Adversarial robustness has been a research problem for over a decade, and we still cannot fully solve it even for very simple settings. For LLMs and agentic systems, I do not expect a clean technical solution on the timescale we need one. Capabilities are moving faster than robustness, and we will almost certainly have models deployed in roles where robustness matters before we know how to make them reliably robust. So in the next five to ten years, what I would like to see, and contribute to, directions for dealing with this gap that go beyond pure machine learning, for example systems engineering approaches and other angles that are only starting to get attention. That means safety approaches that do not require solving adversarial robustness from scratch, and a more honest conversation about what we can and cannot reasonably promise.
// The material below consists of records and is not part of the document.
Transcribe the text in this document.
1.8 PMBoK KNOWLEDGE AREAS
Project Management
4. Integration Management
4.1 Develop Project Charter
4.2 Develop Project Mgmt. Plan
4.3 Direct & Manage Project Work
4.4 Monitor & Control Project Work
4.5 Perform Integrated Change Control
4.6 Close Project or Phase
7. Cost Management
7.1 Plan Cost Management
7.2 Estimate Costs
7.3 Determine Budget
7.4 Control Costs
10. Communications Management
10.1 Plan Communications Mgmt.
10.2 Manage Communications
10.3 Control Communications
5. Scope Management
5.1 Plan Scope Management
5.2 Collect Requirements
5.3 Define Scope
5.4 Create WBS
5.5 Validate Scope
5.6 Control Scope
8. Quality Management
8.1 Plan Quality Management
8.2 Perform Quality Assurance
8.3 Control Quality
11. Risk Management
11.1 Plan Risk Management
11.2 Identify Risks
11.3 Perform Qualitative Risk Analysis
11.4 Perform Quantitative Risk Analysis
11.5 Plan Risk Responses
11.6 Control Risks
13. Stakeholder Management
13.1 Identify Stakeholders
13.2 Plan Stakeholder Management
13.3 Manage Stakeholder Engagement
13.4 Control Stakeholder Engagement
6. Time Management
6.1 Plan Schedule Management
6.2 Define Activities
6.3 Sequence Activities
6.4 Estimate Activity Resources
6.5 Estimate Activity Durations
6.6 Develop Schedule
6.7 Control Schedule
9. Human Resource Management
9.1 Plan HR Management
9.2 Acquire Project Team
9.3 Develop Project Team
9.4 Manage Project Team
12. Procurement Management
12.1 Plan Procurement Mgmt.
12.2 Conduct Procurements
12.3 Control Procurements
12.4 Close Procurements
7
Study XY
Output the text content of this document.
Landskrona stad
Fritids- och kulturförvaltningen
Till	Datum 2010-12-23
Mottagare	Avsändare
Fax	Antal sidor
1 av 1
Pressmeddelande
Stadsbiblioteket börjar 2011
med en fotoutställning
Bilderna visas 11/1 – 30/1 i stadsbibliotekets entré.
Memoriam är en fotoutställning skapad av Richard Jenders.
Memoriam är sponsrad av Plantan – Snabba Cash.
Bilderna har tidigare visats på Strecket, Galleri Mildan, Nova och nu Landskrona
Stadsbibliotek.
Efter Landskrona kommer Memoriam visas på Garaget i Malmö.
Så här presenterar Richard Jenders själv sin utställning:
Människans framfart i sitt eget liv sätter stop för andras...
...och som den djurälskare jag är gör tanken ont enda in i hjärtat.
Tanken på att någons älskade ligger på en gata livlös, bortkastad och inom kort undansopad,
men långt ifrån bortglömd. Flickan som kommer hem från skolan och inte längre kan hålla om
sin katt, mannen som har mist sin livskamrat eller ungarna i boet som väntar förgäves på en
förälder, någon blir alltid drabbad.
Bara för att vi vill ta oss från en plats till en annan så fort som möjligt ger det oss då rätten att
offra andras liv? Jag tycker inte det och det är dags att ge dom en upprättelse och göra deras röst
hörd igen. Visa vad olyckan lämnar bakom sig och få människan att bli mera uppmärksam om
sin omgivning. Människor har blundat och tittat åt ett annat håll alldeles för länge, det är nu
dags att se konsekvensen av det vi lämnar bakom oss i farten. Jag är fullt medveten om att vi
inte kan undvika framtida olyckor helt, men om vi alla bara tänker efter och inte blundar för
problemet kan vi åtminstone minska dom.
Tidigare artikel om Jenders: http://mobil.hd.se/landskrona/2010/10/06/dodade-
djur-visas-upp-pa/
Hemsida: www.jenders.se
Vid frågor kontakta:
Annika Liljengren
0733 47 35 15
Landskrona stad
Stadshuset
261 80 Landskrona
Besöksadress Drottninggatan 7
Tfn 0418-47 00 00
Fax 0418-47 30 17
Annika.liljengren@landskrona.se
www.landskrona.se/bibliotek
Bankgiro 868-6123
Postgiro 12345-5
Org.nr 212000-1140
A connected goal is the gap between AI regulation and the actual trajectory of the field. There is a growing mismatch between what regulators expect in terms of robustness and what the technical work can currently deliver. I would like to help bring these closer together over the next decade, on both sides.
The other direction I want to take the work in is beyond LLMs. A lot of what we learn at the frontier of LLM research, about reward hacking, autoresearch, and recursive self-improvement, transfers naturally to other domains where reliability matters, like AI for science. If we end up with agentic systems running their own experiments, the question of which metrics are hard to game becomes central.
What do you enjoy outside of research?
Most of my time outside of work goes to my two children and my wife, which is the best possible reason to be away from a laptop. When I do get a bit of space for myself, I try to go climbing, mostly indoors, and I play guitar, though honestly less and less often than I would like. I also enjoy reading, which these days has mostly turned into listening to audiobooks in the car or on the bike.